Alors voilà : toi le bon citoyen, toi qui t’offusques qu’il y ait un peu de casse ou un feu de poubelle lors d’une manifestation alors même que tu viens régulièrement dans le cortège de tête comme au spectacle, pour te rincer l’œil et te faire peur, toi qui viens faire la police, toi qui incarnes l’État au sein même de nos luttes, nous n’avons pas besoin de toi à nos côtés. Tu te dis révolutionnaire, radical, antifasciste, peut-être même anarchiste ? Tu n’es rien de tout cela. Organise ton propre cortège, à l’arrière, loin de nous, et ne viens pas nous faire la morale.

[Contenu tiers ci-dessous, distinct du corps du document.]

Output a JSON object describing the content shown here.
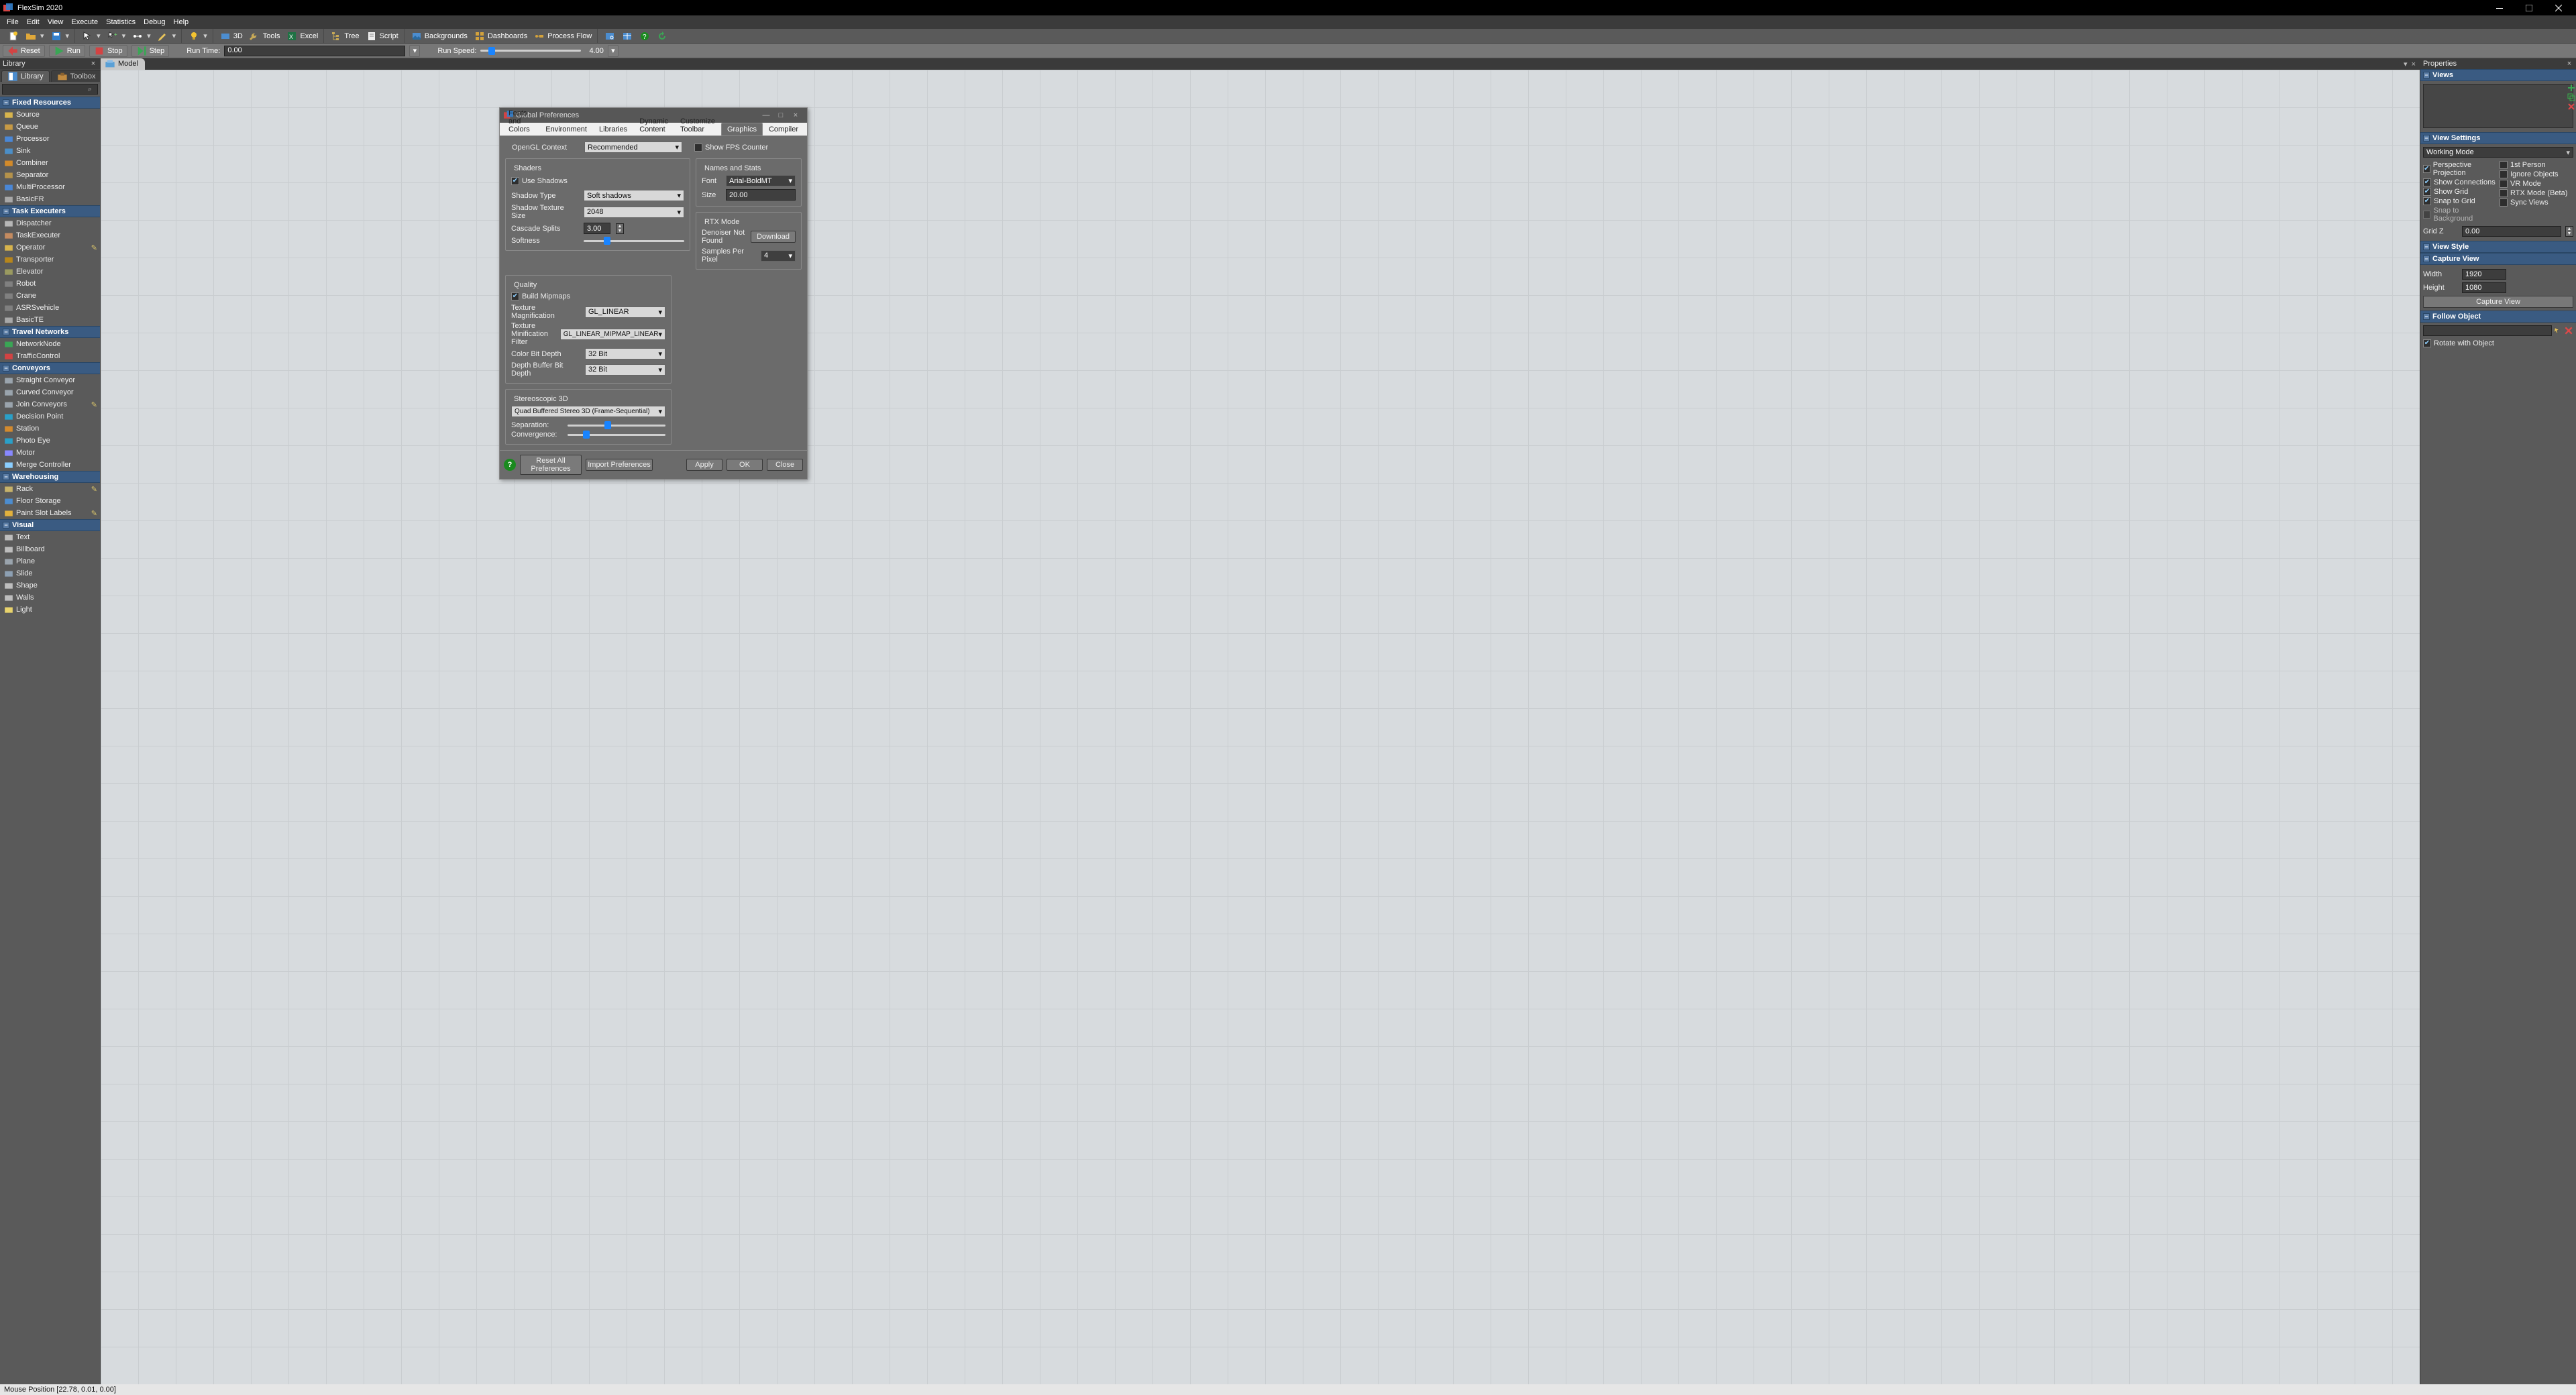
{
  "title": "FlexSim 2020",
  "menubar": [
    "File",
    "Edit",
    "View",
    "Execute",
    "Statistics",
    "Debug",
    "Help"
  ],
  "toolbar": {
    "groups": {
      "view": [
        {
          "name": "3d-toggle",
          "label": "3D"
        },
        {
          "name": "tools-menu",
          "label": "Tools"
        },
        {
          "name": "excel-button",
          "label": "Excel"
        }
      ],
      "tree": [
        {
          "name": "tree-button",
          "label": "Tree"
        },
        {
          "name": "script-button",
          "label": "Script"
        }
      ],
      "layout": [
        {
          "name": "backgrounds-button",
          "label": "Backgrounds"
        },
        {
          "name": "dashboards-button",
          "label": "Dashboards"
        },
        {
          "name": "process-flow-button",
          "label": "Process Flow"
        }
      ]
    }
  },
  "simbar": {
    "reset": "Reset",
    "run": "Run",
    "stop": "Stop",
    "step": "Step",
    "run_time_label": "Run Time:",
    "run_time_value": "0.00",
    "run_speed_label": "Run Speed:",
    "run_speed_value": "4.00",
    "run_speed_pct": 8
  },
  "library": {
    "header": "Library",
    "tabs": {
      "library": "Library",
      "toolbox": "Toolbox"
    },
    "search_placeholder": "",
    "categories": [
      {
        "name": "Fixed Resources",
        "items": [
          {
            "label": "Source",
            "c": "#d7b44d"
          },
          {
            "label": "Queue",
            "c": "#c79a45"
          },
          {
            "label": "Processor",
            "c": "#4a87d6"
          },
          {
            "label": "Sink",
            "c": "#4b8ec7"
          },
          {
            "label": "Combiner",
            "c": "#d28a2a"
          },
          {
            "label": "Separator",
            "c": "#b4924b"
          },
          {
            "label": "MultiProcessor",
            "c": "#4a87d6"
          },
          {
            "label": "BasicFR",
            "c": "#a8a8a8"
          }
        ]
      },
      {
        "name": "Task Executers",
        "items": [
          {
            "label": "Dispatcher",
            "c": "#b7b7b7"
          },
          {
            "label": "TaskExecuter",
            "c": "#c48b60"
          },
          {
            "label": "Operator",
            "c": "#d7b44d",
            "r": true
          },
          {
            "label": "Transporter",
            "c": "#b7861b"
          },
          {
            "label": "Elevator",
            "c": "#9a9a60"
          },
          {
            "label": "Robot",
            "c": "#808080"
          },
          {
            "label": "Crane",
            "c": "#808080"
          },
          {
            "label": "ASRSvehicle",
            "c": "#808080"
          },
          {
            "label": "BasicTE",
            "c": "#a8a8a8"
          }
        ]
      },
      {
        "name": "Travel Networks",
        "items": [
          {
            "label": "NetworkNode",
            "c": "#3aa655"
          },
          {
            "label": "TrafficControl",
            "c": "#d34343"
          }
        ]
      },
      {
        "name": "Conveyors",
        "items": [
          {
            "label": "Straight Conveyor",
            "c": "#9aa4ad"
          },
          {
            "label": "Curved Conveyor",
            "c": "#9aa4ad"
          },
          {
            "label": "Join Conveyors",
            "c": "#9aa4ad",
            "r": true
          },
          {
            "label": "Decision Point",
            "c": "#2aa0c8"
          },
          {
            "label": "Station",
            "c": "#d38a2e"
          },
          {
            "label": "Photo Eye",
            "c": "#2aa0c8"
          },
          {
            "label": "Motor",
            "c": "#8888ff"
          },
          {
            "label": "Merge Controller",
            "c": "#8aceff"
          }
        ]
      },
      {
        "name": "Warehousing",
        "items": [
          {
            "label": "Rack",
            "c": "#c7b26a",
            "r": true
          },
          {
            "label": "Floor Storage",
            "c": "#4c8dcf"
          },
          {
            "label": "Paint Slot Labels",
            "c": "#e2b13d",
            "r": true
          }
        ]
      },
      {
        "name": "Visual",
        "items": [
          {
            "label": "Text",
            "c": "#bdbdbd"
          },
          {
            "label": "Billboard",
            "c": "#bdbdbd"
          },
          {
            "label": "Plane",
            "c": "#9aa4ad"
          },
          {
            "label": "Slide",
            "c": "#8da0b3"
          },
          {
            "label": "Shape",
            "c": "#bdbdbd"
          },
          {
            "label": "Walls",
            "c": "#bdbdbd"
          },
          {
            "label": "Light",
            "c": "#e8d36c"
          }
        ]
      }
    ]
  },
  "view_tab": {
    "label": "Model"
  },
  "properties": {
    "header": "Properties",
    "views": {
      "header": "Views"
    },
    "view_settings": {
      "header": "View Settings",
      "mode": "Working Mode",
      "left": [
        {
          "label": "Perspective Projection",
          "on": true
        },
        {
          "label": "Show Connections",
          "on": true
        },
        {
          "label": "Show Grid",
          "on": true
        },
        {
          "label": "Snap to Grid",
          "on": true
        },
        {
          "label": "Snap to Background",
          "on": false,
          "disabled": true
        }
      ],
      "right": [
        {
          "label": "1st Person",
          "on": false
        },
        {
          "label": "Ignore Objects",
          "on": false
        },
        {
          "label": "VR Mode",
          "on": false
        },
        {
          "label": "RTX Mode (Beta)",
          "on": false
        },
        {
          "label": "Sync Views",
          "on": false
        }
      ],
      "grid_z_label": "Grid Z",
      "grid_z": "0.00"
    },
    "view_style": {
      "header": "View Style"
    },
    "capture_view": {
      "header": "Capture View",
      "width_label": "Width",
      "width": "1920",
      "height_label": "Height",
      "height": "1080",
      "button": "Capture View"
    },
    "follow": {
      "header": "Follow Object",
      "rotate_label": "Rotate with Object",
      "rotate_on": true
    }
  },
  "dialog": {
    "title": "Global Preferences",
    "tabs": [
      "Fonts and Colors",
      "Environment",
      "Libraries",
      "Dynamic Content",
      "Customize Toolbar",
      "Graphics",
      "Compiler"
    ],
    "active_tab": "Graphics",
    "top": {
      "opengl_label": "OpenGL Context",
      "opengl_value": "Recommended",
      "show_fps_label": "Show FPS Counter",
      "show_fps_on": false
    },
    "shaders": {
      "legend": "Shaders",
      "use_shadows_label": "Use Shadows",
      "use_shadows_on": true,
      "shadow_type_label": "Shadow Type",
      "shadow_type": "Soft shadows",
      "texture_size_label": "Shadow Texture Size",
      "texture_size": "2048",
      "cascade_label": "Cascade Splits",
      "cascade": "3.00",
      "softness_label": "Softness",
      "softness_pct": 20
    },
    "names": {
      "legend": "Names and Stats",
      "font_label": "Font",
      "font": "Arial-BoldMT",
      "size_label": "Size",
      "size": "20.00"
    },
    "rtx": {
      "legend": "RTX Mode",
      "status": "Denoiser Not Found",
      "download": "Download",
      "spp_label": "Samples Per Pixel",
      "spp": "4"
    },
    "quality": {
      "legend": "Quality",
      "build_mipmaps_label": "Build Mipmaps",
      "build_mipmaps_on": true,
      "tex_mag_label": "Texture Magnification",
      "tex_mag": "GL_LINEAR",
      "tex_min_label": "Texture Minification Filter",
      "tex_min": "GL_LINEAR_MIPMAP_LINEAR",
      "color_depth_label": "Color Bit Depth",
      "color_depth": "32 Bit",
      "depth_buf_label": "Depth Buffer Bit Depth",
      "depth_buf": "32 Bit"
    },
    "stereo": {
      "legend": "Stereoscopic 3D",
      "mode": "Quad Buffered Stereo 3D (Frame-Sequential)",
      "separation_label": "Separation:",
      "separation_pct": 38,
      "convergence_label": "Convergence:",
      "convergence_pct": 16
    },
    "footer": {
      "reset": "Reset All Preferences",
      "import": "Import Preferences",
      "apply": "Apply",
      "ok": "OK",
      "close": "Close"
    }
  },
  "statusbar": {
    "mouse": "Mouse Position [22.78, 0.01, 0.00]"
  }
}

Chantage électoraliste, anarchistes et révolutionnaires d’isoloirs, flics du cortège de tête : la période est propice à tous les reniements, mais elle a le mérite de clarifier les positions des un.e.s et des autres. Nous saurons, dorénavant, à quoi nous en tenir.

Des insurrectionnalistes


*  NdSN. A propos de « Distinguer démocratie et fascisme ne révèle que le confort… » : si  ces deux régimes ont notamment en commun l’incommensurable violence exercée par le plus froid des monstres froids, certes de façon plus ou moins visible, nous ne pensons cependant pas que les « distinguer » relève forcément d’un quelconque « confort ». Concernant la perspective « insurrectionnelle », il ne nous semble par exemple pas qu’un agir anarchiste révolutionnaire en lien avec les rapports et la conflictualité sociale, soit identique dans le contexte d’une démocratie plus ou moins autoritaire, que sous « le fascisme » (au moins tel qu’on a pu le connaître historiquement en Europe au sens large, de l’Allemagne/Italie/Espagne jusqu’au Portugal/Grèce, ou en regardant du côté de l’Argentine/Uruguay/Chili des années 70-80). Ce qui n’enlève rien au fait de viser dans les deux cas à la destruction immédiate et définitive de l’Etat (et du reste !) en tentant de s’en donner les moyens, quelle que ce soit la face de la médaille qu’il arbore…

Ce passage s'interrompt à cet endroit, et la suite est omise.